In the latest move to eradicate wokeness from the United States military, Secretary of Defense Pete Hegseth has ordered US Navy ship be renamed so it no longer honors a gay rights activist. Springing into action, Navy Secretary John Phelan has assembled a working group to come up with a new name for what is now the USNS Harvey Milk, and they're expected to announce the new honoree by the end of the month.
"[Secretary Hegseth] is committed to ensuring that the names attached to all DOD installations and assets are reflective of the Commander-in-Chief’s priorities, our nation’s history, and the warrior ethos," said Pentagon spokesman Sean Parnell. Pentagon sources tell various outlets the move was deliberately timed to coincide with Pride Month. Earlier this year, Hegseth summarized his campaign to overhaul the military's culture: “No more pronouns, no more climate change obsessions, no more emergency vaccine mandates, no more dudes in dresses."
The Harvey Milk is a replenishment oiler capable of hauling 156,000 barrels of petroleum products. With the news breaking as Pride Month commences, there's sure to be a backlash. The ship is a John Lewis-class oiler, one of several vessels in the class named after 'civil rights icons.' Other existing and future ships in the class are named after Ruth Bader Ginsburg, Robert F. Kennedy and Thurgood Marshall. Honorifics for Milk are doubly controversial, given claims in a biography by a San Francisco Chronicle reporter that Milk had a sexual relationship with a runaway 16-year-old boy.
Milk was himself a junior Navy officer serving on a submarine rescue ship during the Korean War. According to his nephew, Stuart Milk, Harvey was spotted in a park popular with gays. When confronted with an allegation he'd participated in a "homosexual act," Milk confessed, then signed an affidavit about having oral sex with many men. He was soon on the receiving end of a different kind of discharge -- an "other than honorable" one ejecting him from the Navy. In Harvey Milk: His Lives and Death, Lillian Faderman detailed Milk's gay exploits while in the service, in one passage noting, "Decked out in his navy uniform.

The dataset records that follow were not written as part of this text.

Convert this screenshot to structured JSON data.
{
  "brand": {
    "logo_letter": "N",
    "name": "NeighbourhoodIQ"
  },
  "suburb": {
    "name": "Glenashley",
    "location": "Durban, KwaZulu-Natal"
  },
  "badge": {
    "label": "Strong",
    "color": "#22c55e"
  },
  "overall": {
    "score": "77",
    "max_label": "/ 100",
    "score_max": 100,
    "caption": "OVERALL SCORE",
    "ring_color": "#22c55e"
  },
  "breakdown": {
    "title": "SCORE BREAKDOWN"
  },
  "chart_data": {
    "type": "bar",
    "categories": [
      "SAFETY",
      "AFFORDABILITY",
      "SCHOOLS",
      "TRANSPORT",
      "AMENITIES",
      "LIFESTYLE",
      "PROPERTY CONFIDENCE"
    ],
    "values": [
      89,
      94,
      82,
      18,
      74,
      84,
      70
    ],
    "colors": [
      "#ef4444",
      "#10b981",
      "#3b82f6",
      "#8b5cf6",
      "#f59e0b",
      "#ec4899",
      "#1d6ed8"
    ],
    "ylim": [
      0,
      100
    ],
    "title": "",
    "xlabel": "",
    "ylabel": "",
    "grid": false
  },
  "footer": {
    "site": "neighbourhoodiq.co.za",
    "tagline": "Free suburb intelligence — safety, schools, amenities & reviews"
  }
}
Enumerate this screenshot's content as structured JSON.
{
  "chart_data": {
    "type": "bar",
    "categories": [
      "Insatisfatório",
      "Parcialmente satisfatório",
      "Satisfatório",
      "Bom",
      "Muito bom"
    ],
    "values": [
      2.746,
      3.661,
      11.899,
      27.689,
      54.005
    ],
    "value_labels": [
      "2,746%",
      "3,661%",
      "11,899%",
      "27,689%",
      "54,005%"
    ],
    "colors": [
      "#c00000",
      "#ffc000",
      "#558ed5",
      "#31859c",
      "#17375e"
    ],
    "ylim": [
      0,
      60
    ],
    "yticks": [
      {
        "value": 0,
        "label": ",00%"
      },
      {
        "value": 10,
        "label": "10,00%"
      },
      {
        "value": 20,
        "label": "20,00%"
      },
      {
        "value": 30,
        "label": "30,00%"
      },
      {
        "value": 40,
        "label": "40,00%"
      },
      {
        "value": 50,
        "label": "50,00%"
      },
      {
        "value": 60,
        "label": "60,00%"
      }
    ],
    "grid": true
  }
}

In 1977, Milk went on to become one of the country's first openly-gay elected officials by winning a San Francisco Board of Supervisors seat. A signature accomplishment was his successful sponsorship of a bill outlawing discrimination in housing, employment and public accommodation on the basis of sexual orientation. In 1978, he and Mayor George Moscone were assassinated by Dan White, a former member of the Board of Supervisors who'd cast the only dissenting vote against the bill.

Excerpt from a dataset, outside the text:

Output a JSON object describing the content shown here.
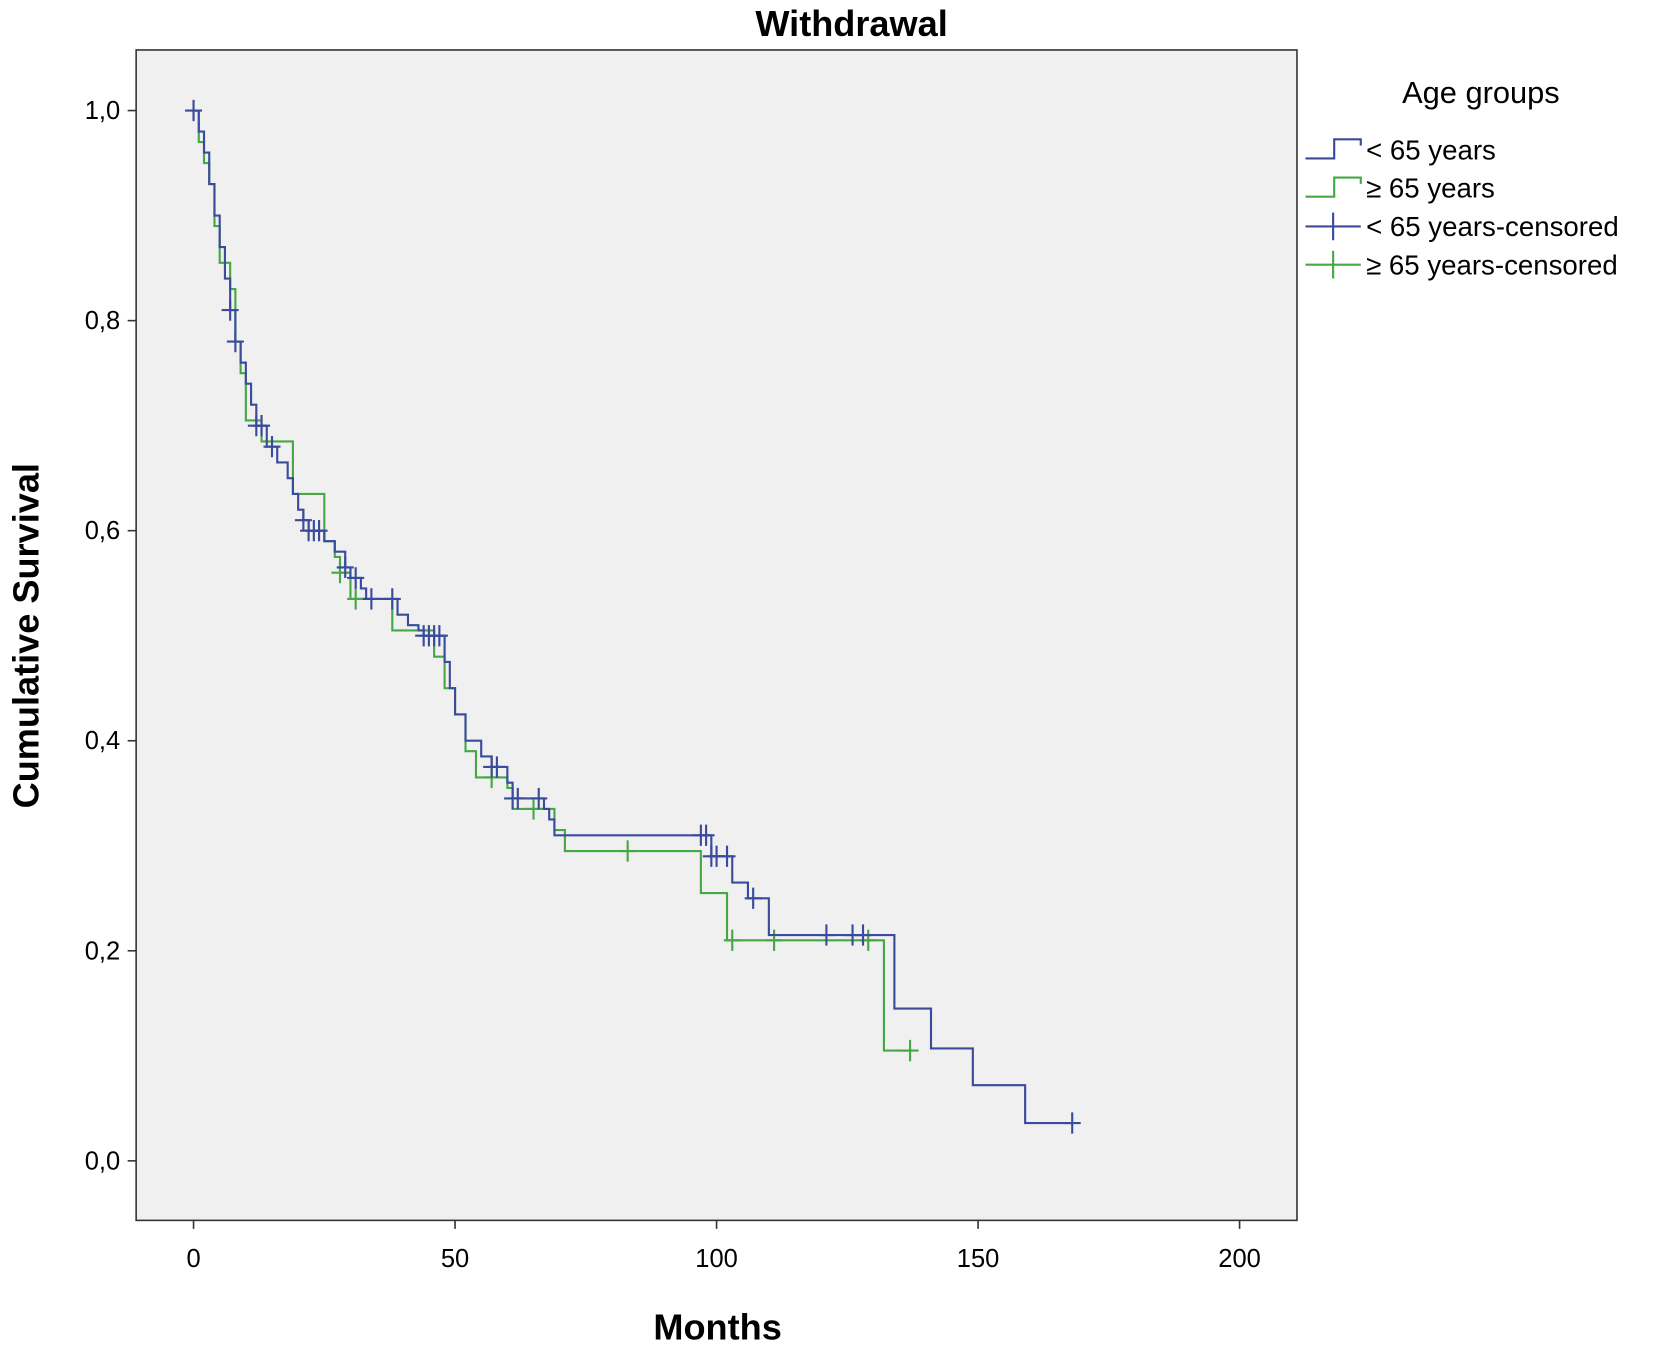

The most notable incident in the Harvey Milk's history came as it was docked in San Francisco in March 2024, getting set to deploy, when pro-Palestinian protesters sprinted to the ship at a San Francisco port and chained themselves to the gangway in an attempt to thwart the loading of supplies.
While facing headwinds in federal courts, Hegseth and the Department of Defense have been earnestly battling wokism on another front -- seeking to identify and discharge trans service members. The Pentagon has also been eradicating all manner of policies, programs and communications that refer to Diversity, Equity and Inclusion (DEI).